Aldous Huxley shows a culture where babies are incubated. Natural reproduction is almost obsolete. Sex is idolized to an extent that innovative companies are literally minting money out of the American population in the name of selling sex-enhancement drugs such as Viagra, and sex hormone chewing gums to boost sexual performance.
Aldous Huxley depicts the religion of capitalism apparent in our culture from the property we own to the clothes we wear. The “American dream” bug has bitten us right from the pulpits of the church and other religious institutions, where the pastor preaches about worldly possessions as a sign of prosperity, to the society which has contempt for the poor and the underprivileged. Some of the churches are extravagantly built with their budget running into billions. The Vatican is one of such institutions. Some of the priests have been known to live an extravagant and lavish lifestyle. They drive posh cars, have nice homes, and take expensive trips overseas.

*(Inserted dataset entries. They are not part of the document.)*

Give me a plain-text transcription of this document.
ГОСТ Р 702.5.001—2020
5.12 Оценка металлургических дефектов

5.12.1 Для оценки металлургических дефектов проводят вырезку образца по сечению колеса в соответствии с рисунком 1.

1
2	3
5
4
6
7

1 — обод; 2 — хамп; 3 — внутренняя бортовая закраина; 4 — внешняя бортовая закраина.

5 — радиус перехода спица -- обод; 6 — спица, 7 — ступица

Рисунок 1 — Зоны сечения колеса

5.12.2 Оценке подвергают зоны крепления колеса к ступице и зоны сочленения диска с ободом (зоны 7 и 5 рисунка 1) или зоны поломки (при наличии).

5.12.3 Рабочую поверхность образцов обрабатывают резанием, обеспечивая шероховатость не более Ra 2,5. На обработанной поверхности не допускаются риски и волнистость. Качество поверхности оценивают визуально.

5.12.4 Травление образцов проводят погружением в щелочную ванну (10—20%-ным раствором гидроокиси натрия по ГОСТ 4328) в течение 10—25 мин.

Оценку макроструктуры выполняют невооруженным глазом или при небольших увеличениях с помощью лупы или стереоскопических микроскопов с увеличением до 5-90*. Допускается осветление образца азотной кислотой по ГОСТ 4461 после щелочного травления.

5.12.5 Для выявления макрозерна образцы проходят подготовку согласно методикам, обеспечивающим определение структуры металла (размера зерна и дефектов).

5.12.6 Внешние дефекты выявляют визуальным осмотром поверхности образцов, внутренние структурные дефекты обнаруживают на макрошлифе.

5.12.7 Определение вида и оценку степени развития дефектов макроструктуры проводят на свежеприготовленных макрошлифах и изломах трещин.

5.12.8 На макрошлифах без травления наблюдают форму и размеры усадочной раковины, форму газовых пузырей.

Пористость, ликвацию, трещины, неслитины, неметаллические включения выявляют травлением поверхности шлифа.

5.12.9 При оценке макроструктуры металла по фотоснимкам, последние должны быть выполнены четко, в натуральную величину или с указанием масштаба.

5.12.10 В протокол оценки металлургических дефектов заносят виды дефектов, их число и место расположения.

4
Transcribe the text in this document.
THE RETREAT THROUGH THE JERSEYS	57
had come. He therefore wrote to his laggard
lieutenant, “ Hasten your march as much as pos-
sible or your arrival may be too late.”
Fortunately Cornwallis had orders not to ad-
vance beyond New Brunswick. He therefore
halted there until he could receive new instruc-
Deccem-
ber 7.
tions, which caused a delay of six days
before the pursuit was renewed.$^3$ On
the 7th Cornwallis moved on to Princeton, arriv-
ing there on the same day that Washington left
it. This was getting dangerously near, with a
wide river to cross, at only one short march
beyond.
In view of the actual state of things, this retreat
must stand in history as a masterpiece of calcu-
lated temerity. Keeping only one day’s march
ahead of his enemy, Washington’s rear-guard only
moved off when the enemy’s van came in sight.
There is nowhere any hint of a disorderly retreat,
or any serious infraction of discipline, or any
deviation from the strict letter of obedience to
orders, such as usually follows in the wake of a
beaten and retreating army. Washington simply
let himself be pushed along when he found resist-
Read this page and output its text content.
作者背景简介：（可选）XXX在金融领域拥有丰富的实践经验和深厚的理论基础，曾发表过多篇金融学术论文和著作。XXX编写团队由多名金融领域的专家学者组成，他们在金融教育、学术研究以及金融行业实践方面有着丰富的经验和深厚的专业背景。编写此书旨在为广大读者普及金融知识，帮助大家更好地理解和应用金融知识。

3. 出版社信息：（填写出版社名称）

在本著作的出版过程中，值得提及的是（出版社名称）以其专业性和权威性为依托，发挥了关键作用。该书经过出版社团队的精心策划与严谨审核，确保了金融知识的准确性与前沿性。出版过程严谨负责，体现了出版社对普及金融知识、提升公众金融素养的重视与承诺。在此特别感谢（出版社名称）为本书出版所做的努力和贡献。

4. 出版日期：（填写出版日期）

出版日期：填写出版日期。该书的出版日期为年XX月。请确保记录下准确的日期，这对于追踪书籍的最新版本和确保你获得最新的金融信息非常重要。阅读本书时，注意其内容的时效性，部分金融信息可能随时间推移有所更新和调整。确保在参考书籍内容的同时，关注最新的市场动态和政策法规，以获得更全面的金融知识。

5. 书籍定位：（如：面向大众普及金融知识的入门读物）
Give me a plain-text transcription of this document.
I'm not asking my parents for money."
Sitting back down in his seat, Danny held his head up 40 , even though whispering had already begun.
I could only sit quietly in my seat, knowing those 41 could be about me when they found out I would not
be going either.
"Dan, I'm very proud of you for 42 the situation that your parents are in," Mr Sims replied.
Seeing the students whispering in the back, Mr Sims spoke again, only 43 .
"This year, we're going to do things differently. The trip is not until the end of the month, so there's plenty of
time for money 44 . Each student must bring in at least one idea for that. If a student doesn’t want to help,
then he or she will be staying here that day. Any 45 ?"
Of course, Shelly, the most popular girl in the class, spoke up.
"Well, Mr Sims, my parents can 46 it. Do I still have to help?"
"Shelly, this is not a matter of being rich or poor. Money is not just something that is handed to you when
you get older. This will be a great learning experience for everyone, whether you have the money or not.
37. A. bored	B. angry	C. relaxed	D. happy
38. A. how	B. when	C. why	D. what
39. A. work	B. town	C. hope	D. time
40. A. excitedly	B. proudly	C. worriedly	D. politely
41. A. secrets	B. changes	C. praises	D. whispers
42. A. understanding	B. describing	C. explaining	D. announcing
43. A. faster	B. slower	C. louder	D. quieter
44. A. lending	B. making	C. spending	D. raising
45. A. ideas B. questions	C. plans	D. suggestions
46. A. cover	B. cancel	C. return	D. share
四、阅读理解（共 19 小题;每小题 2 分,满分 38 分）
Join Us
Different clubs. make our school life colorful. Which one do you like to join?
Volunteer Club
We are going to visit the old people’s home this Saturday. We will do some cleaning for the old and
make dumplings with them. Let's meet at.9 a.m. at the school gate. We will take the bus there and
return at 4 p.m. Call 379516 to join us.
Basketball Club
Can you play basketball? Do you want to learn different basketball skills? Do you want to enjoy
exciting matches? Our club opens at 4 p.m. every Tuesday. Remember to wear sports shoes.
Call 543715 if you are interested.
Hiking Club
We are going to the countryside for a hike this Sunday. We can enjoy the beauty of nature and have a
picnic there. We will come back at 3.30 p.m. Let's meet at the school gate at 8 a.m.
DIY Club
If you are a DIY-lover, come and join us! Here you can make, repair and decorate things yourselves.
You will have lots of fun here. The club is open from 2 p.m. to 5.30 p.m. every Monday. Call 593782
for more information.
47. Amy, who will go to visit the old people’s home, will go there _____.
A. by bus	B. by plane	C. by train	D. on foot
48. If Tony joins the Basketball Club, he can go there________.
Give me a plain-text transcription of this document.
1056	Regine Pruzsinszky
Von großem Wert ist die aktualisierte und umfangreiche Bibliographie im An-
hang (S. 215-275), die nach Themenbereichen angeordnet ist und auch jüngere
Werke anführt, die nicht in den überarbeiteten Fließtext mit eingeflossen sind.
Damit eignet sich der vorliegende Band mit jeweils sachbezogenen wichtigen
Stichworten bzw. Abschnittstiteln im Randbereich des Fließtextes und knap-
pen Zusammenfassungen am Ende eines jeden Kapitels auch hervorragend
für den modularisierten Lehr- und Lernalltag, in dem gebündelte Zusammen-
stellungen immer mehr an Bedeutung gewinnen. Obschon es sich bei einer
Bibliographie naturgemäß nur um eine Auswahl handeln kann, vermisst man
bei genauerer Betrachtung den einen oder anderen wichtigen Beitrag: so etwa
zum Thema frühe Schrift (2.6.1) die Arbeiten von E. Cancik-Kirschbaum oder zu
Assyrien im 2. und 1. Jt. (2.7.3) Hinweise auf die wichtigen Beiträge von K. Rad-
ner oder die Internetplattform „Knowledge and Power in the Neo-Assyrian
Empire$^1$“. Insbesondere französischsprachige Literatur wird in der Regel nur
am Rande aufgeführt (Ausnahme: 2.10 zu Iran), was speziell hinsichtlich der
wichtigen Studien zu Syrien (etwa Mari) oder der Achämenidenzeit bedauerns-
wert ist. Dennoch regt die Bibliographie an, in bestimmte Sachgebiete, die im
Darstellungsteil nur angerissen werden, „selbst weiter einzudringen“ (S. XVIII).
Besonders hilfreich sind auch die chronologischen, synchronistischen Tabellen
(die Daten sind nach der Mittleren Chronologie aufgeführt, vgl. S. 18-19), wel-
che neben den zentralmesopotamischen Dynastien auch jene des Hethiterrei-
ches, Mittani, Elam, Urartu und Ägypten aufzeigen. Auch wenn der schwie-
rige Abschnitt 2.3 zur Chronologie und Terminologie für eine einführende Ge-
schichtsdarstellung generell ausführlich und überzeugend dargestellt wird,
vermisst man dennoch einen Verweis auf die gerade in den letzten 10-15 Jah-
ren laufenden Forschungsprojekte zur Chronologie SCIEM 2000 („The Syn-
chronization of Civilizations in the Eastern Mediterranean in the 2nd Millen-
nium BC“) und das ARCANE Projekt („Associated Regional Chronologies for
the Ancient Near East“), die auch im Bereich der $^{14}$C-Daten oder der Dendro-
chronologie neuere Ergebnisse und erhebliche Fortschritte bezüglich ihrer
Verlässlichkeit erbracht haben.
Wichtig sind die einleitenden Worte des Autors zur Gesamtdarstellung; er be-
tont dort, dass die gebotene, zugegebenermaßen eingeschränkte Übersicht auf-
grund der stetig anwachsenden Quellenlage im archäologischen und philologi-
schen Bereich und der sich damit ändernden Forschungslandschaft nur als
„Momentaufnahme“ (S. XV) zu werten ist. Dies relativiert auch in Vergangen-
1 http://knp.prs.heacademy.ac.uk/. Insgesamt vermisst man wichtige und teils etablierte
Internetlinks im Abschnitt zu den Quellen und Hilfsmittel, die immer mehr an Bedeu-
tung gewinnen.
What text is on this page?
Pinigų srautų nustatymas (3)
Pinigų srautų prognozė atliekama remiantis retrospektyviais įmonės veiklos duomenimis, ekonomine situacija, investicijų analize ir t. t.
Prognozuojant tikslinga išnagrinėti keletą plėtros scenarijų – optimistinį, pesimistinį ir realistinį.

I am not saying that they should not live a decent lifestyle; but should not they be modest? The author brings this out clearly in his book. Today, religion is commercialized and even secularized. The dressing is skimpy. Aldous Huxley bases his stories about England. Some of the churches are equivocal on sensitive issues such as gay rights. Solidarity religious sessions are attended, and individuals engage in sexual orgies
Though, it did not begin with us. Even Jesus was tempted in the wilderness with earthly possessions: money, property, and power.